Burnout and areas of work-life among anaesthetists in South Africa Part 1: Burnout
Background: Burnout is a psychological syndrome that develops in response to chronic job-related stressors. Its three predominant manifestations are emotional exhaustion, cynicism, and feelings of ineffectiveness and unfulfillment (low efficacy). Our study objectives were to establish the prevalence and severity of burnout among South African anaesthetists and to compare the results with previous studies. We also identified areas of work-life that predispose to burnout and we report these results in a separate paper (Part 2).1
Methods: We e-mailed invitations to 1 852 SASA members, requesting responses to two validated questionnaires, the Maslach Burnout Inventory and the Areas of Worklife Scale. We categorised respondents according to the “Emotional Exhaustion+1” principle, whereby a person is regarded as being clinically burned-out if he/she has a a high score for emotional exhaustion, plus either a high cynicism score or a low efficacy score. High scores for all three dimensions defined “extreme burnout”.
Results: 189 public sector and 309 private sector anaesthetists responded. 85% of public sector respondents worked in academic hospitals. Compared to those in private practice, public sector anaesthetists exhibited a greater prevalence and severity of burnout. This was manifested by: (1) more adverse scores for all three burnout dimensions; (2) a greater prevalence of clinically diagnosable burnout (36.5% vs. 14.2%) as well as “extreme burnout” (17.5% vs. 6.5%). Public sector anaesthetists experienced more burnout than in other countries.

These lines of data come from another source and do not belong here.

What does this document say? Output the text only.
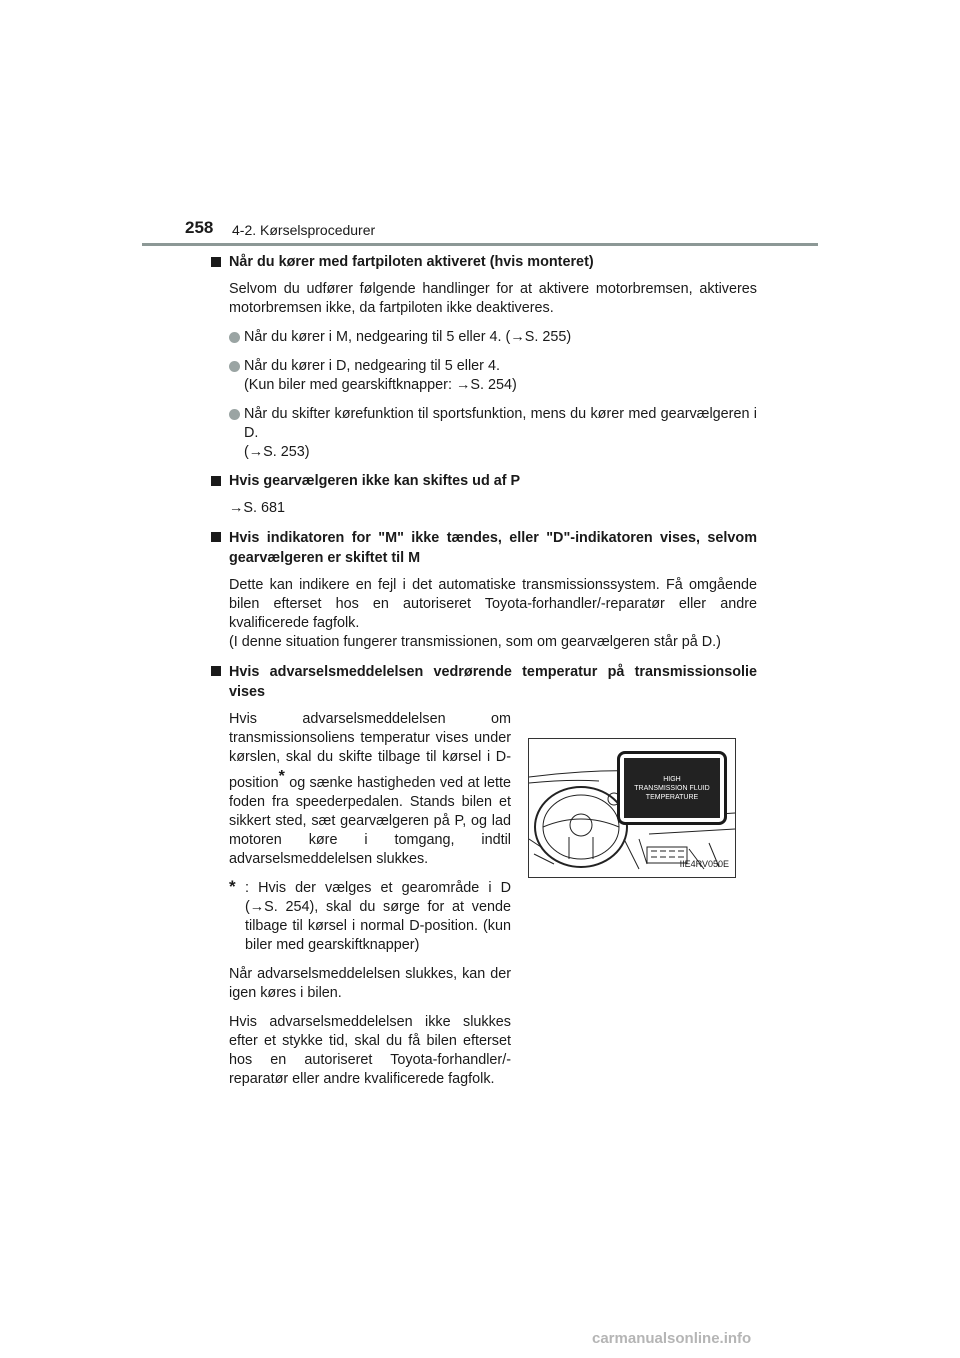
258 4-2. Kørselsprocedurer

Når du kører med fartpiloten aktiveret (hvis monteret)

Selvom du udfører følgende handlinger for at aktivere motorbremsen, aktiveres motorbremsen ikke, da fartpiloten ikke deaktiveres.

Når du kører i M, nedgearing til 5 eller 4. (→S. 255)

Når du kører i D, nedgearing til 5 eller 4.
(Kun biler med gearskiftknapper: →S. 254)

Når du skifter kørefunktion til sportsfunktion, mens du kører med gearvælgeren i D.
(→S. 253)

Hvis gearvælgeren ikke kan skiftes ud af P

→S. 681

Hvis indikatoren for "M" ikke tændes, eller "D"-indikatoren vises, selvom gearvælgeren er skiftet til M

Dette kan indikere en fejl i det automatiske transmissionssystem. Få omgående bilen efterset hos en autoriseret Toyota-forhandler/-reparatør eller andre kvalificerede fagfolk.

(I denne situation fungerer transmissionen, som om gearvælgeren står på D.)

Hvis advarselsmeddelelsen vedrørende temperatur på transmissionsolie vises

Hvis advarselsmeddelelsen om transmissionsoliens temperatur vises under kørslen, skal du skifte tilbage til kørsel i D-position* og sænke hastigheden ved at lette foden fra speederpedalen. Stands bilen et sikkert sted, sæt gearvælgeren på P, og lad motoren køre i tomgang, indtil advarselsmeddelelsen slukkes.

* : Hvis der vælges et gearområde i D (→S. 254), skal du sørge for at vende tilbage til kørsel i normal D-position. (kun biler med gearskiftknapper)

Når advarselsmeddelelsen slukkes, kan der igen køres i bilen.

Hvis advarselsmeddelelsen ikke slukkes efter et stykke tid, skal du få bilen efterset hos en autoriseret Toyota-forhandler/-reparatør eller andre kvalificerede fagfolk.

HIGH
TRANSMISSION FLUID
TEMPERATURE
IIE4RV050E
carmanualsonline.info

Conclusions: The prevalence of burnout is unacceptably high among South African anaesthesia providers, particularly in public hospitals. This poses an immediate threat to both anaesthetists’ mental and physical health and to patient safety. The severity and prevalence in teaching institutions jeopardises the current effectiveness and future sustainability of the South African healthcare system.